My first thought, while reading the short, simple, almost choppy, sentences of the earlier chapters, was that it must be a translation issue (it was originally written in French), and that surely a novelist as highly regarded as Albert Camus would write sophisticated, eloquent prose. However, by the time the narrator is imprisoned, awaiting execution, the language becomes philosophical and the sentences longer and more diverse in structure. My conclusion is that it was written this way to achieve a particular effect, to show a man who neither thinks nor feels deeply – he is unaffected by his mother’s death, and agrees to marry Marie if she wants, but admits he doesn’t think he loves her, but also doesn’t believe that matters.
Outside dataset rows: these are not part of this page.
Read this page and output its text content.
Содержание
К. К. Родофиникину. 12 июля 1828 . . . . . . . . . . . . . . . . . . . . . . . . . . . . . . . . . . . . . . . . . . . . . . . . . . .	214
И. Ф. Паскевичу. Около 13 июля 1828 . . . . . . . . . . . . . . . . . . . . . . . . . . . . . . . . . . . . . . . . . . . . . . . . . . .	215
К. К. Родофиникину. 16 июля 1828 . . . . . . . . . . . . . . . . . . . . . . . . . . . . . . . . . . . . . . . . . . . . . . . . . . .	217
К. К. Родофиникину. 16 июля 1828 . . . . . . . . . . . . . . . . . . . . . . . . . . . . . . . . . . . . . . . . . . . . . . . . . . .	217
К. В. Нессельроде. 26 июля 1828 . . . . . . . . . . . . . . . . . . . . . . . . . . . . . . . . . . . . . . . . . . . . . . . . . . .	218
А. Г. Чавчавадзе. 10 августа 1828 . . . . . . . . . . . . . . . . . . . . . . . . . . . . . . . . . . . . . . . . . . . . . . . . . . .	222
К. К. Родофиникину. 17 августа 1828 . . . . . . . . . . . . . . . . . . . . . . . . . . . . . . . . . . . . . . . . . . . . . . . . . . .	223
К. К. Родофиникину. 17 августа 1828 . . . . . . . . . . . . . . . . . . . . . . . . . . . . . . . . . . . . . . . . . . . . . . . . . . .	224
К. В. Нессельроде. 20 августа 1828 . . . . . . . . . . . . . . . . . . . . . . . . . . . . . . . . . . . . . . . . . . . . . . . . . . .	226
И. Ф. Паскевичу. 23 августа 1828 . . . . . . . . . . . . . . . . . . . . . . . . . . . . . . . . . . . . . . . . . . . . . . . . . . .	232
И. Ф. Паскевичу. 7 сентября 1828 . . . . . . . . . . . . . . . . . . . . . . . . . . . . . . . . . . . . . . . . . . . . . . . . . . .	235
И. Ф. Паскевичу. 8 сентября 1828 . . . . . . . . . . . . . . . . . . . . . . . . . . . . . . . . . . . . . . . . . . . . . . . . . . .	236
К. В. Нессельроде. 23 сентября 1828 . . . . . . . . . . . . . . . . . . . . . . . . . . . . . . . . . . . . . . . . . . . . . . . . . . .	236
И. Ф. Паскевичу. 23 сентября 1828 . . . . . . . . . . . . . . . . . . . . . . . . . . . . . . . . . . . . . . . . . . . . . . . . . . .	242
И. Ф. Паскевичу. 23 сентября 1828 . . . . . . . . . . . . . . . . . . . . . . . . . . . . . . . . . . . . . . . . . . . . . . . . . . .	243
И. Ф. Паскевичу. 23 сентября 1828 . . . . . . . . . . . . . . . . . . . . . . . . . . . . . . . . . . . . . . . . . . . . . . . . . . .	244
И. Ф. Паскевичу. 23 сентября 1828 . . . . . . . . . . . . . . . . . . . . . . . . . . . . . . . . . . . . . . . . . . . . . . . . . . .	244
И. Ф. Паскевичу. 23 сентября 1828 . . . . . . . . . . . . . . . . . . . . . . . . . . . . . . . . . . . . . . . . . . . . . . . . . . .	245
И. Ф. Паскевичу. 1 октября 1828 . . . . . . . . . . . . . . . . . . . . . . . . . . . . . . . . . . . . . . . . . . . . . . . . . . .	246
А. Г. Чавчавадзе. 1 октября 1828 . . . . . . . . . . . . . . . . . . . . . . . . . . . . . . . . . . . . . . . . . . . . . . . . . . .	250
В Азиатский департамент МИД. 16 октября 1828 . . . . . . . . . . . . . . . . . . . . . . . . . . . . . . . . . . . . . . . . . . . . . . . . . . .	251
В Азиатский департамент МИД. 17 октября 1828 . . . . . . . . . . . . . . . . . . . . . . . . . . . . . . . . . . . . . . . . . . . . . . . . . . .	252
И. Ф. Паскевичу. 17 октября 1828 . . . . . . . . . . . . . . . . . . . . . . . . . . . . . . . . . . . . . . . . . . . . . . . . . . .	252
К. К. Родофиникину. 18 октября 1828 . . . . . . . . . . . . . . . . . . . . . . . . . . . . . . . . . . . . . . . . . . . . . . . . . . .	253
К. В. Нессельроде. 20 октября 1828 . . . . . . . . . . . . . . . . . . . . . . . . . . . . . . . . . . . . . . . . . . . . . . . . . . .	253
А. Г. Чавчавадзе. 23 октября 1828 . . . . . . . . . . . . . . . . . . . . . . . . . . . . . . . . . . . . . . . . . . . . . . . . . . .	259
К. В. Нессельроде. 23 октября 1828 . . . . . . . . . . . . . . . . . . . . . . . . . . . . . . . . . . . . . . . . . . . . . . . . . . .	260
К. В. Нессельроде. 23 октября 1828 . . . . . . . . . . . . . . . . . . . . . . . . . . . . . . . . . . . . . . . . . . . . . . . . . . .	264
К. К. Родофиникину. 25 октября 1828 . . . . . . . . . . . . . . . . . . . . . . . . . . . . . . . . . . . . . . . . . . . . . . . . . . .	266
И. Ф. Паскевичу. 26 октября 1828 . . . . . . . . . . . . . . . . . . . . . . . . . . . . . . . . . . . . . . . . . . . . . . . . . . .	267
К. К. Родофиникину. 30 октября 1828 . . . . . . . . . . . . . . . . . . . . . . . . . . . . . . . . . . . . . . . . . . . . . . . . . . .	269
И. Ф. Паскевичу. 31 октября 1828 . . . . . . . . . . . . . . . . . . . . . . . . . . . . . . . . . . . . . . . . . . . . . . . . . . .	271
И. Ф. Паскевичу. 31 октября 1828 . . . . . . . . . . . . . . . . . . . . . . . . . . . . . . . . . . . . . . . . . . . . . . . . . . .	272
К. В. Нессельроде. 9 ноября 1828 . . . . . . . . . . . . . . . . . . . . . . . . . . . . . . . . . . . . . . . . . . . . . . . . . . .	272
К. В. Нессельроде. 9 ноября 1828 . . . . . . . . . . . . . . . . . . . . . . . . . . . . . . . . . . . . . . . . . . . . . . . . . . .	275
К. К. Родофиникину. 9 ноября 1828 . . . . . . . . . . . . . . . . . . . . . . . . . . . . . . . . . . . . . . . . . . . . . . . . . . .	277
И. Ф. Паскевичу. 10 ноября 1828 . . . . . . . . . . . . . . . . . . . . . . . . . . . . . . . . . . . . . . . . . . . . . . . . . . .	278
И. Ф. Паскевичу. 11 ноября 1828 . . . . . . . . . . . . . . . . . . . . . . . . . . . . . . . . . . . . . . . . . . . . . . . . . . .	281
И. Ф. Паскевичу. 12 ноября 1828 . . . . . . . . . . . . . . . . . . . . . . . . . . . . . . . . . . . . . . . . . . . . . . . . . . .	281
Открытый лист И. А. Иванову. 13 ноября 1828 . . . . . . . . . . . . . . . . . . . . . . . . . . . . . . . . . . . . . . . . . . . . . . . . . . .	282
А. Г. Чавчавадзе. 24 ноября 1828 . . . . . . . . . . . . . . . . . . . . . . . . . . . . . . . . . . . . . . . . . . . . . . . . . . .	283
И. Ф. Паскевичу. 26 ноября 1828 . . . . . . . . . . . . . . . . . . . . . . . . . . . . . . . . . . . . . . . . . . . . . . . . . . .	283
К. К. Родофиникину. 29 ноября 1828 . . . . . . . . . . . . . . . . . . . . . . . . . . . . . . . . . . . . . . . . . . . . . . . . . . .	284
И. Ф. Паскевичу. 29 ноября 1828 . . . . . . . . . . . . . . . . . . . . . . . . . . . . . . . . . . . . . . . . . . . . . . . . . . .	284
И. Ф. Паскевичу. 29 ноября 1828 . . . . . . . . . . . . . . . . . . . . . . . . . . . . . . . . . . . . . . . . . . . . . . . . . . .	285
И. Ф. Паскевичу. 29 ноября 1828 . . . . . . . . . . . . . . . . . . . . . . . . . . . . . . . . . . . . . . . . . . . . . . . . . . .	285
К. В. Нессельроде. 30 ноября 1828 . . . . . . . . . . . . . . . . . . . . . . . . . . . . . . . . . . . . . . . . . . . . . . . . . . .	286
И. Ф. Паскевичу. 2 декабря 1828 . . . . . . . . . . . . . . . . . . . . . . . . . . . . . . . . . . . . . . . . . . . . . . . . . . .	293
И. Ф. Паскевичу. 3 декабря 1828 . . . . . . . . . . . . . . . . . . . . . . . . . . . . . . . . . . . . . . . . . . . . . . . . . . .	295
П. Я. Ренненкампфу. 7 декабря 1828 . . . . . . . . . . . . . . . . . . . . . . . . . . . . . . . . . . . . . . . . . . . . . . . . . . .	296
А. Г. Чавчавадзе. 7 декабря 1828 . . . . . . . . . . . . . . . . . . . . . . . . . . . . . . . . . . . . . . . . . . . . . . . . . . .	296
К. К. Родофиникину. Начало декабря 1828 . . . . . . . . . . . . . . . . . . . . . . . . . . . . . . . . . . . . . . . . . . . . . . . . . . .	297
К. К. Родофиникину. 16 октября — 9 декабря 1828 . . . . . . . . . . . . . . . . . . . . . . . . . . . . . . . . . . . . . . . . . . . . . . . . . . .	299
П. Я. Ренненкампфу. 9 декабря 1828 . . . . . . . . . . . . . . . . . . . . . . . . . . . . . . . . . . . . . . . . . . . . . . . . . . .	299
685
He murders a man as if in a dream, blames the sun (as much as anything else) for his actions. He is either not capable of lying, or not willing to lie, and he is unable to show remorse at his trial or during the investigation, convincing the court that he is soulless. Camus explains in the afterword that it is, at least in part, “the story of a man who, without any heroic pretensions, agrees to die for the truth.”
But when he has no future to distract him from the present, he is transformed, and the eloquence of the prose reflects this.
“[E]verybody knows that life isn’t worth living. And when it came down to it, I wasn’t unaware of the fact that it doesn’t matter very much whether you die at thirty or at seventy since, in either case, other men and women will naturally go on living, for thousands of years even. Nothing was plainer, in fact. It was still only me who was dying, whether it was now or in twenty years’ time.”
I love that this is such an unusual tale with an anti-hero at its center, but one who I can relate to very easily and suffer and discover truths alongside. A simple yet complex being who doesn’t express deep emotions but feels more comfortable with logic as his guide.